Monthly Archives: February 2014

Classical Apologetics

In my last post, I explained that there are three kinds of Apologetics: presuppositional, classical, and evidential. My last post also gave an overview of presuppositional Apologetics. This second post will introduce the second of the three schools of Apologetics, classical Apologetics.

Michael Houdmann is the CEO of He defines classical Apologetics this way: “Classical apologetics is a method of apologetics that begins by first employing various theistic arguments to establish the existence of God. Classical apologists will often utilize various forms of the cosmological, teleological (Design), ontological, and moral arguments to prove God’s existence. Once God’s existence has been established, the classical apologist will then move on to present evidence from fulfilled prophecy, the historical reliability of Scripture, and the bodily resurrection of Jesus to distinguish Christianity from all other competing forms of theism.”

Classical and evidential Apologetics are both very different from presuppositional Apologetics and very similar to each other. They both include the step of arguing that miracles and other such evidences demonstrate the existence of the Biblical God. However, as noted by Michael Houdmann above, classical Apologetics includes another step that comes first. That step is demonstrating the existence of a deity through various proofs.

Four common proofs used to establish the existence of a deity are these:
1. The Cosmological Argument (Uncaused Cause)
2. The Teleological Argument (Designed Universe)
3. The Ontological Argument (Greatest Conceivable Being)
4. The Moral Argument (Objective Morals)

After we overview evidential Apologetics in my next post, we’ll return to these proofs and examine them more in-depth.

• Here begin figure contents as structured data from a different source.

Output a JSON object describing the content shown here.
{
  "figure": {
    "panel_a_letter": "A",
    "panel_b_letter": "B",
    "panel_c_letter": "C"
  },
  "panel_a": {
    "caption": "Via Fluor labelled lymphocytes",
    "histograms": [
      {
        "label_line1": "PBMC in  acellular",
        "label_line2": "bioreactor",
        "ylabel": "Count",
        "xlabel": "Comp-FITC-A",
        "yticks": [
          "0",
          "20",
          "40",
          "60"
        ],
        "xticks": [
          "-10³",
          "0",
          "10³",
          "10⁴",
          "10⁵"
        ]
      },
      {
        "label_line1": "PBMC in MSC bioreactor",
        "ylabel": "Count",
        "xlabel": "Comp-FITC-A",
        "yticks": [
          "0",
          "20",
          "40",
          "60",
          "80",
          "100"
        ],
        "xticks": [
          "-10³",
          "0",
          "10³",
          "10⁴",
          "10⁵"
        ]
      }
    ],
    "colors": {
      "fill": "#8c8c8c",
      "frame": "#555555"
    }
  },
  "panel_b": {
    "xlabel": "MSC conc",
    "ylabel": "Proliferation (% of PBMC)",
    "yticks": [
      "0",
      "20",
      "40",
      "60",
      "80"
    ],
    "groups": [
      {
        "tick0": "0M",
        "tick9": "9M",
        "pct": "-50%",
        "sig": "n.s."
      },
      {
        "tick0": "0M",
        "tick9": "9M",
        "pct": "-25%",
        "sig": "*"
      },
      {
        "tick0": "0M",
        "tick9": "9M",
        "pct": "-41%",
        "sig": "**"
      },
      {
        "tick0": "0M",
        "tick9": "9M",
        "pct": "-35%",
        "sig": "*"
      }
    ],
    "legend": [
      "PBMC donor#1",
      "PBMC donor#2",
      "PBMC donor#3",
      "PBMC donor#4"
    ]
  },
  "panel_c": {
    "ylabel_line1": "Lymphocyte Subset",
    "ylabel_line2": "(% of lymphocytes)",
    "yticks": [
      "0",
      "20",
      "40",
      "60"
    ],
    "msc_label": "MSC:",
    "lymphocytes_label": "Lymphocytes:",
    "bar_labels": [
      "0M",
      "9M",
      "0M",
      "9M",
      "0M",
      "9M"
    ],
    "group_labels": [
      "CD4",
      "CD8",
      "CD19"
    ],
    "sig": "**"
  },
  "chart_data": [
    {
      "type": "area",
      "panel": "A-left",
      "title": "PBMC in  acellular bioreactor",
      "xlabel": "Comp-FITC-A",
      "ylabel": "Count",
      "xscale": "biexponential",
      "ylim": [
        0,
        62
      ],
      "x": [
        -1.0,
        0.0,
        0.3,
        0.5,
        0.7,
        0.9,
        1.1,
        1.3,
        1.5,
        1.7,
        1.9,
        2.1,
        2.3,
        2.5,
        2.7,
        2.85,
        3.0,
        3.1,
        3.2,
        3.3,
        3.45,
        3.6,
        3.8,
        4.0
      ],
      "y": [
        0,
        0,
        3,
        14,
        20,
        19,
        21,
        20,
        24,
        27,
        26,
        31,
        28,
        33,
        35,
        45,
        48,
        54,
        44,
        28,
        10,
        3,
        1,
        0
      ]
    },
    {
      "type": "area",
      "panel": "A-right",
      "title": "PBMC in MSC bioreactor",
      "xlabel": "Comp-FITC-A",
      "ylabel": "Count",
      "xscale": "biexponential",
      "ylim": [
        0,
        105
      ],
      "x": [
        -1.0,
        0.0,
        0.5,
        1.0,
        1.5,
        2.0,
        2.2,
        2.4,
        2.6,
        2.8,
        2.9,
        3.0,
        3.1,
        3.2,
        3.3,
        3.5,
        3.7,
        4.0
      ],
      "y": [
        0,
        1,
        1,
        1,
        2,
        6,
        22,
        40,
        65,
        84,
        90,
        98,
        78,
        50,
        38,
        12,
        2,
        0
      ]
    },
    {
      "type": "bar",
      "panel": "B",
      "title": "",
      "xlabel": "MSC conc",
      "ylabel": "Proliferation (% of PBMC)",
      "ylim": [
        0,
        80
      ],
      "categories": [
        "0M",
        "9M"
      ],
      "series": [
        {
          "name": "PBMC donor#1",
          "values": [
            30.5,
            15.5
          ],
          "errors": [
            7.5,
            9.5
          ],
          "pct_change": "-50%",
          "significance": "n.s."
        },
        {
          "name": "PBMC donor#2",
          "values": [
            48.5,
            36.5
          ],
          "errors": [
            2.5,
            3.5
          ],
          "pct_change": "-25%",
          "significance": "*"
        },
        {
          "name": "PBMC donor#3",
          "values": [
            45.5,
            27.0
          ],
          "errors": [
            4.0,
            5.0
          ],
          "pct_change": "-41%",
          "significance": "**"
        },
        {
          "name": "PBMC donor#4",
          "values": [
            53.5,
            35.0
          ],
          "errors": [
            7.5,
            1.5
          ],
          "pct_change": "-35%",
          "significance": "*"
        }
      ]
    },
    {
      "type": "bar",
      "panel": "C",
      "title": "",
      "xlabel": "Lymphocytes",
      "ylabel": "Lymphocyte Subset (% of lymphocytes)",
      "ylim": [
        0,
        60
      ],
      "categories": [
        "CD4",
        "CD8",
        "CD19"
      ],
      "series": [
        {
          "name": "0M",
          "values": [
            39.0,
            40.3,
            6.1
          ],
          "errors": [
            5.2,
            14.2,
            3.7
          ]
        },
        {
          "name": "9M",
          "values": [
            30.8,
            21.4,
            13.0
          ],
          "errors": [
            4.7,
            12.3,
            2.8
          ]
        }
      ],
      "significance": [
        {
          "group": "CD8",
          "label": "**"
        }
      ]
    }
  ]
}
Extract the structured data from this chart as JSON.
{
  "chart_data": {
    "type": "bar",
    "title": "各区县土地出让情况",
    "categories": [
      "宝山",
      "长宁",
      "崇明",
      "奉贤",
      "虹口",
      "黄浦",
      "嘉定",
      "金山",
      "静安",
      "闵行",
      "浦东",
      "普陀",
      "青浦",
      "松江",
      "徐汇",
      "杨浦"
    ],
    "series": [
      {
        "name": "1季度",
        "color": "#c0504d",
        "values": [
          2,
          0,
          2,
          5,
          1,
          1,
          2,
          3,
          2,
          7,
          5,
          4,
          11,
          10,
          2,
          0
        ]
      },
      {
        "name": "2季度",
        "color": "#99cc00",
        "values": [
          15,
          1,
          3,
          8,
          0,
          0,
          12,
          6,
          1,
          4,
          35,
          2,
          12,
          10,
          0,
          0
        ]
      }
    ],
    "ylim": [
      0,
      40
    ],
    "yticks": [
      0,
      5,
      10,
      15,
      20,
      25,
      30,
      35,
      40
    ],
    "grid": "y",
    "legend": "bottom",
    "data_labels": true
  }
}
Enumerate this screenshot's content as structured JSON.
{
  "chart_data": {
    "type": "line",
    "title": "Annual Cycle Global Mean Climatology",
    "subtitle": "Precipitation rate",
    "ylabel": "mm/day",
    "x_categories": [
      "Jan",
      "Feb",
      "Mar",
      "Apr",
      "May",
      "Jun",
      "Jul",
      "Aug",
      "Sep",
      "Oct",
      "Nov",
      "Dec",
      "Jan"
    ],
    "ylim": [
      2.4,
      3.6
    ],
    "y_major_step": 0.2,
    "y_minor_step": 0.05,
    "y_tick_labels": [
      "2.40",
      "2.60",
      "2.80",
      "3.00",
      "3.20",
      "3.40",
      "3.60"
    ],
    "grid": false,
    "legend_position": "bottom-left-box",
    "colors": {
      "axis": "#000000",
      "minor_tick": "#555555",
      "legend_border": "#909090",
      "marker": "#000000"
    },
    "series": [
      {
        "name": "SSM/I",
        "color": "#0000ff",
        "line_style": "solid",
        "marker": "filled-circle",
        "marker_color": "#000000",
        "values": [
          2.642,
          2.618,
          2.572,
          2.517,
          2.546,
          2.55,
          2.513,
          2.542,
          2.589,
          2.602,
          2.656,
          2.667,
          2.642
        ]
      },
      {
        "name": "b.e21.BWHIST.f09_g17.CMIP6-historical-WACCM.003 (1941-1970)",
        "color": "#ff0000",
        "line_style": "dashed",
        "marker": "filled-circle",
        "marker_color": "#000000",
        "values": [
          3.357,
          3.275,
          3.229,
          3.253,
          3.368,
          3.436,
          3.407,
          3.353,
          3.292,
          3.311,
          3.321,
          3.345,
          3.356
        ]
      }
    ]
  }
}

Three Kinds of Apologetics

In speech and debate we talk about Apologetics a lot. We don’t tend to draw any sort of distinction within Apologetics as a whole. However, there are actually at least three distinct types of Apologetics–also referred to as “schools” of Apologetics. In this post I’m going to give a brief overview of the first school of Apologetics, while my next two posts will address numbers two and three.

These next few paragraphs are excerpted from an article I wrote for the Families for Reformation newsletter a few months back. You can read more of the article on this website by clicking here, or read the entire thing by going to the Families for Reformation website.

The first type of Apologetics is presuppositional Apologetics. What is presuppositional apologetics? According to that great source of human knowledge, Wikipedia, “Presuppositionalism is a school of Christian apologetics that believes the Christian faith is the only basis for rational thought.”

What is a presupposition? According to apologist John Frame, a presupposition is a “belief that takes precedence over another and therefore serves as a criterion for another. An ultimate presupposition is a belief over which no other takes precedence. For a Christian, the content of Scripture must serve as his ultimate presupposition…. This doctrine is merely the outworking of the lordship of God in the area of human thought. It merely applies the doctrine of scriptural infallibility to the realm of knowing.”

Basically, presuppositional apologetics argues that everyone has certain fundamental assumptions that we accept without external proof. Moreover, it asserts that any rational discussion presupposes the truth of the presuppositions of Christianity.